Japan's space probe Hayabusa2 on Thursday made its second successful landing on an asteroid located 244 million kilometers from Earth, collecting underground samples that could provide information on the origin of the solar system.
This is one of the most important missions of the spacecraft, which is scheduled to return to Earth next year with the samples gathered from the Ryugu asteroid, which is around 900 meters (2,952 feet) in diameter with a slightly cubical shape and is considered among the oldest bodies in the solar system.
At a press conference, Hayabusa2's project manager Yuichi Tsuda said that the probe was able to collect underground and surface materials for the first time despite the difficulty of having limited space of a couple of meters of margin.
An excited Tsuda added that the sample materials collected could even help in knowing the origin of life in the solar system.
Hayabusa2 has traveled around 4 billion kilometers around the Sun in an elliptical orbit since its launch in Dec. 2014. The probe made its first landing in February to collect samples from Ryugu's surface.

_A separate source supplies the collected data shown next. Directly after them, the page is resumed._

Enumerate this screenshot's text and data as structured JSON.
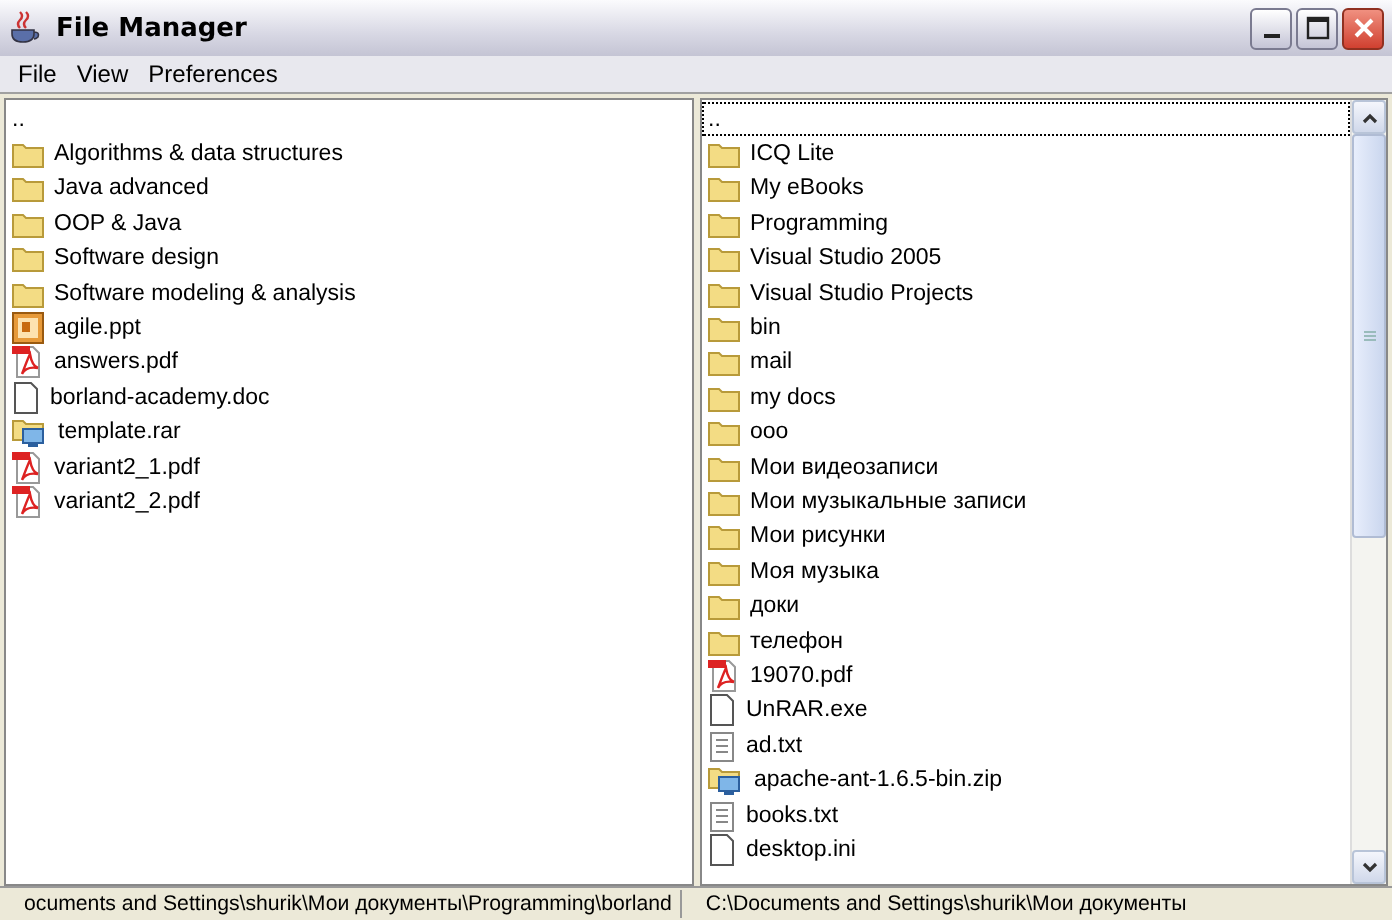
{
  "window": {
    "title": "File Manager"
  },
  "menu": [
    "File",
    "View",
    "Preferences"
  ],
  "left_panel": {
    "items": [
      {
        "name": "..",
        "kind": "parent",
        "selected": false
      },
      {
        "name": "Algorithms & data structures",
        "kind": "folder",
        "selected": false
      },
      {
        "name": "Java advanced",
        "kind": "folder",
        "selected": false
      },
      {
        "name": "OOP & Java",
        "kind": "folder",
        "selected": false
      },
      {
        "name": "Software design",
        "kind": "folder",
        "selected": false
      },
      {
        "name": "Software modeling & analysis",
        "kind": "folder",
        "selected": false
      },
      {
        "name": "agile.ppt",
        "kind": "ppt",
        "selected": false
      },
      {
        "name": "answers.pdf",
        "kind": "pdf",
        "selected": false
      },
      {
        "name": "borland-academy.doc",
        "kind": "file",
        "selected": false
      },
      {
        "name": "template.rar",
        "kind": "archive",
        "selected": false
      },
      {
        "name": "variant2_1.pdf",
        "kind": "pdf",
        "selected": false
      },
      {
        "name": "variant2_2.pdf",
        "kind": "pdf",
        "selected": false
      }
    ]
  },
  "right_panel": {
    "items": [
      {
        "name": "..",
        "kind": "parent",
        "selected": true
      },
      {
        "name": "ICQ Lite",
        "kind": "folder",
        "selected": false
      },
      {
        "name": "My eBooks",
        "kind": "folder",
        "selected": false
      },
      {
        "name": "Programming",
        "kind": "folder",
        "selected": false
      },
      {
        "name": "Visual Studio 2005",
        "kind": "folder",
        "selected": false
      },
      {
        "name": "Visual Studio Projects",
        "kind": "folder",
        "selected": false
      },
      {
        "name": "bin",
        "kind": "folder",
        "selected": false
      },
      {
        "name": "mail",
        "kind": "folder",
        "selected": false
      },
      {
        "name": "my docs",
        "kind": "folder",
        "selected": false
      },
      {
        "name": "ooo",
        "kind": "folder",
        "selected": false
      },
      {
        "name": "Мои видеозаписи",
        "kind": "folder",
        "selected": false
      },
      {
        "name": "Мои музыкальные записи",
        "kind": "folder",
        "selected": false
      },
      {
        "name": "Мои рисунки",
        "kind": "folder",
        "selected": false
      },
      {
        "name": "Моя музыка",
        "kind": "folder",
        "selected": false
      },
      {
        "name": "доки",
        "kind": "folder",
        "selected": false
      },
      {
        "name": "телефон",
        "kind": "folder",
        "selected": false
      },
      {
        "name": "19070.pdf",
        "kind": "pdf",
        "selected": false
      },
      {
        "name": "UnRAR.exe",
        "kind": "file",
        "selected": false
      },
      {
        "name": "ad.txt",
        "kind": "text",
        "selected": false
      },
      {
        "name": "apache-ant-1.6.5-bin.zip",
        "kind": "archive",
        "selected": false
      },
      {
        "name": "books.txt",
        "kind": "text",
        "selected": false
      },
      {
        "name": "desktop.ini",
        "kind": "file",
        "selected": false
      }
    ]
  },
  "status_bar": {
    "left_path": "ocuments and Settings\\shurik\\Мои документы\\Programming\\borland",
    "right_path": "C:\\Documents and Settings\\shurik\\Мои документы"
  }
}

The probe made a brief touchdown on the asteroid around 0120 GMT, according to information received at the mission control center, the Japan Aerospace Exploration Agency said.
The maneuver was aimed at retrieving underground samples from an artificial crater on the surface of the asteroid created in April by a projectile made of the metal tantalum fired by the Hayabusa2 spacecraft.
According to JAXA, the underground materials have not been affected by space radiation and other factors, which could provide additional information to earlier samples taken from the surface.
Thursday's maneuver was especially complicated as the probe had to focus on the open crater, which has a diameter of 7 meters (23 feet).
Once the samples were gathered during the brief landing on Ryugu, the spacecraft took off again to remain in position near the asteroid.